# Tommy Emmanuel in Canada



## Graham (Jan 26, 2007)

Anyone going to see Tommy? He's in Montreal, Ottawa and TO in May.


----------



## zdogma (Mar 21, 2006)

Graham said:


> Anyone going to see Tommy? He's in Montreal, Ottawa and TO in May.



SOunds great, what are the details?


----------



## bRian (Jul 3, 2006)

Now that would be something to see.


----------



## Graham (Jan 26, 2007)

zdogma said:


> SOunds great, what are the details?


Toronto Fingerstyle Guitar Association is sponsoring this one in TO. He will be playing at a church May 3 & 4 tickets will be available soon to those on the email list.

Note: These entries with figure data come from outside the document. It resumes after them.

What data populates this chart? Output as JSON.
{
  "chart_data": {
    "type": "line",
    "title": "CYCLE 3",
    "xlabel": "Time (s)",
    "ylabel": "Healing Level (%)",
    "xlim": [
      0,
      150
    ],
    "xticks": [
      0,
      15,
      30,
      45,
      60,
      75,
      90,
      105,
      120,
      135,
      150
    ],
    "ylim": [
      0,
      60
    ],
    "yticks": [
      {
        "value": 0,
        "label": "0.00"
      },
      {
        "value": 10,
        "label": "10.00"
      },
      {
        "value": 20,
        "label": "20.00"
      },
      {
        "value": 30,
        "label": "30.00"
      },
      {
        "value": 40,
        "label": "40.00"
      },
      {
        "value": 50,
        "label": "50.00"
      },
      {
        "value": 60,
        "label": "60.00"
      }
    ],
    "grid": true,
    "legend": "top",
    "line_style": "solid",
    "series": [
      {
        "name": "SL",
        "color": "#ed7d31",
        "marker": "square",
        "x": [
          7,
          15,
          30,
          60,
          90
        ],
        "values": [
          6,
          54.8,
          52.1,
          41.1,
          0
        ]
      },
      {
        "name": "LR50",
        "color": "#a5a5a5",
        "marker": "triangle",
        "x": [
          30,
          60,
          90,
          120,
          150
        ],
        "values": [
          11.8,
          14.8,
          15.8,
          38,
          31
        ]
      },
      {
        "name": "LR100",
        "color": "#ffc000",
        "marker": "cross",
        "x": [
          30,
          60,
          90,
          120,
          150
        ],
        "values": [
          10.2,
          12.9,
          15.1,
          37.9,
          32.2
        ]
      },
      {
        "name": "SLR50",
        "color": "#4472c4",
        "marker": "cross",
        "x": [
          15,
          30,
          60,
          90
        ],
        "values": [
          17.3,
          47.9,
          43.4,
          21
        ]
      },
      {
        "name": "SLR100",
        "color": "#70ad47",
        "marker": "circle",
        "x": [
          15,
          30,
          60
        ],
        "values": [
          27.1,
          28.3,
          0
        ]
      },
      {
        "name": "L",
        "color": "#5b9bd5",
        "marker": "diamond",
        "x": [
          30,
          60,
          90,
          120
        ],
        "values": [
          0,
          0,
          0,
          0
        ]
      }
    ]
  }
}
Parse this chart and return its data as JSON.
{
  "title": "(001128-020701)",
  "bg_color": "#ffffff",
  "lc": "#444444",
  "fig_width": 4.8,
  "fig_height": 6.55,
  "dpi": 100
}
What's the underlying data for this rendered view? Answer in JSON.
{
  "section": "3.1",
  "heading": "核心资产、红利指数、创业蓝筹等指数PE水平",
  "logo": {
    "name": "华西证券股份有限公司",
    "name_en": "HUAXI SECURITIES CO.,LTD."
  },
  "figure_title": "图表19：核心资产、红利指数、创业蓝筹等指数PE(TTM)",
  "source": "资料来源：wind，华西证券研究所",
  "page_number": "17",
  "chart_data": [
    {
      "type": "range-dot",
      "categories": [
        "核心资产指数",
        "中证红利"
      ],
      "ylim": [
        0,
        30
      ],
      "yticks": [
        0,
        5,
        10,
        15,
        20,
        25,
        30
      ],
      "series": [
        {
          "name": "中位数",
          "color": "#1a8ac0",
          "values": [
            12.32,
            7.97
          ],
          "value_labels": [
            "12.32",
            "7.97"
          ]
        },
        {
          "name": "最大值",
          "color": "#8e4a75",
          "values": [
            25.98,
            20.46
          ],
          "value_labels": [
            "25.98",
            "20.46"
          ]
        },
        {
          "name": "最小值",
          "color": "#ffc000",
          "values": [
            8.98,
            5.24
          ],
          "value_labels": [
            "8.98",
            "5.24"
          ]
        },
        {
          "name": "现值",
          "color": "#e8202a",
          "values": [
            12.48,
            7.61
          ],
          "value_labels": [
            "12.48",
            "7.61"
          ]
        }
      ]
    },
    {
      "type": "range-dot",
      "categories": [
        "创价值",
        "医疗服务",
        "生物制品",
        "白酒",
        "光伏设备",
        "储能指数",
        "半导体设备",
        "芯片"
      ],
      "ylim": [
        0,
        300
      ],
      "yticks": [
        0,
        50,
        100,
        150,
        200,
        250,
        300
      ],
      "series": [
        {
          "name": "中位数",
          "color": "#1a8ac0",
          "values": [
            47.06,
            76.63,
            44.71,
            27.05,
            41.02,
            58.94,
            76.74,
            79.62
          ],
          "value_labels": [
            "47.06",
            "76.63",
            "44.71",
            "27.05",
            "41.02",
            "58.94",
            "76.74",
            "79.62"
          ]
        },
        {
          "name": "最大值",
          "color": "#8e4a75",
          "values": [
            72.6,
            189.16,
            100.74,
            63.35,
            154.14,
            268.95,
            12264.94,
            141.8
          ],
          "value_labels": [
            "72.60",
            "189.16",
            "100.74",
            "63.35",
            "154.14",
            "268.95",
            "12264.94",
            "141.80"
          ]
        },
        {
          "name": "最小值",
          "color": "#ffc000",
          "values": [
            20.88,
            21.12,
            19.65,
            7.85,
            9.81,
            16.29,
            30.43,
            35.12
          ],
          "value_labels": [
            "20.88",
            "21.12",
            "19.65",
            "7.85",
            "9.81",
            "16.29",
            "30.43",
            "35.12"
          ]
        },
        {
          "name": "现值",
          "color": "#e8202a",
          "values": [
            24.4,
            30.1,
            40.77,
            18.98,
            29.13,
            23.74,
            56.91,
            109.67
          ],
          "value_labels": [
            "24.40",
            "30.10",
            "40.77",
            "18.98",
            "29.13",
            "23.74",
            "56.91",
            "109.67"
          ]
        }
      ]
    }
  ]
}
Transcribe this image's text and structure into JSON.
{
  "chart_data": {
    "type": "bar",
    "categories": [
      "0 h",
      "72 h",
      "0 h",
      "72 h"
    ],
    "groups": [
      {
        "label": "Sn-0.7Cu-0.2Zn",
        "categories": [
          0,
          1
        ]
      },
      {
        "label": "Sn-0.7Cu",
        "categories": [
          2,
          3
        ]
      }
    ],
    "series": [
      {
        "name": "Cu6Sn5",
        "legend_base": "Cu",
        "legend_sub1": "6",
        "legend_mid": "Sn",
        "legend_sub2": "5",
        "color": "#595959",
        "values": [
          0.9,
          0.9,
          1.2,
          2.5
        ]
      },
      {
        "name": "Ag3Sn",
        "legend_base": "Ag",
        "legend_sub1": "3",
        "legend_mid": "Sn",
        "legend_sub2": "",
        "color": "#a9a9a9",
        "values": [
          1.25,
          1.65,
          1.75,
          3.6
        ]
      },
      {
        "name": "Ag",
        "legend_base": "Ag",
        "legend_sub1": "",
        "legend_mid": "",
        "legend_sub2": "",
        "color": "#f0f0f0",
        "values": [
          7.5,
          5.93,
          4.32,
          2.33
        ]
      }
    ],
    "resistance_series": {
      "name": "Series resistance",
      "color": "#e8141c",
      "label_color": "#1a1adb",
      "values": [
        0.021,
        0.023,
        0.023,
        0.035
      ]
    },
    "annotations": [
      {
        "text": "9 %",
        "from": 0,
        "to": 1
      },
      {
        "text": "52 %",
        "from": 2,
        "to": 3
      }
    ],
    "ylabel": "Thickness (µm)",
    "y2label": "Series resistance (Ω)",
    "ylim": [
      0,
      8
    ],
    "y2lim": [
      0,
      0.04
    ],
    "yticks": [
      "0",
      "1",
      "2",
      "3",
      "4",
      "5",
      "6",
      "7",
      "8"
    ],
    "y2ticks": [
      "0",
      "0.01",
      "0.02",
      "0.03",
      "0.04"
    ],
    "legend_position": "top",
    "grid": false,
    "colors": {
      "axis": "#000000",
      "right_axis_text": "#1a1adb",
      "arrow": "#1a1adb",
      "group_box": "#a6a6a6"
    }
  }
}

I saw Doyle ***** in November, also at a church in TO and it was fabulous. Smallish crowd, very intimate. Tickets were very reasonably priced.

Tickets are now on sale for Ottawa May 2, $32.00 each.


----------



## passenger (Feb 10, 2006)

awesome, not gonna miss his show this time, lol!


----------



## Graham (Jan 26, 2007)

Tommy tickets went on sale today for the TO shows.

There are a few left.

http://www.torontofingerstyleguitar.com/


----------



## WarrenG (Feb 3, 2006)

Ordered my tickets for Ottawa a few weeks ago. They haven't showed up in the mail yet due to a printing issue...


----------



## wnpgguy (Dec 21, 2007)

bahh. if only he would visit us here.... dreams are all ive got


----------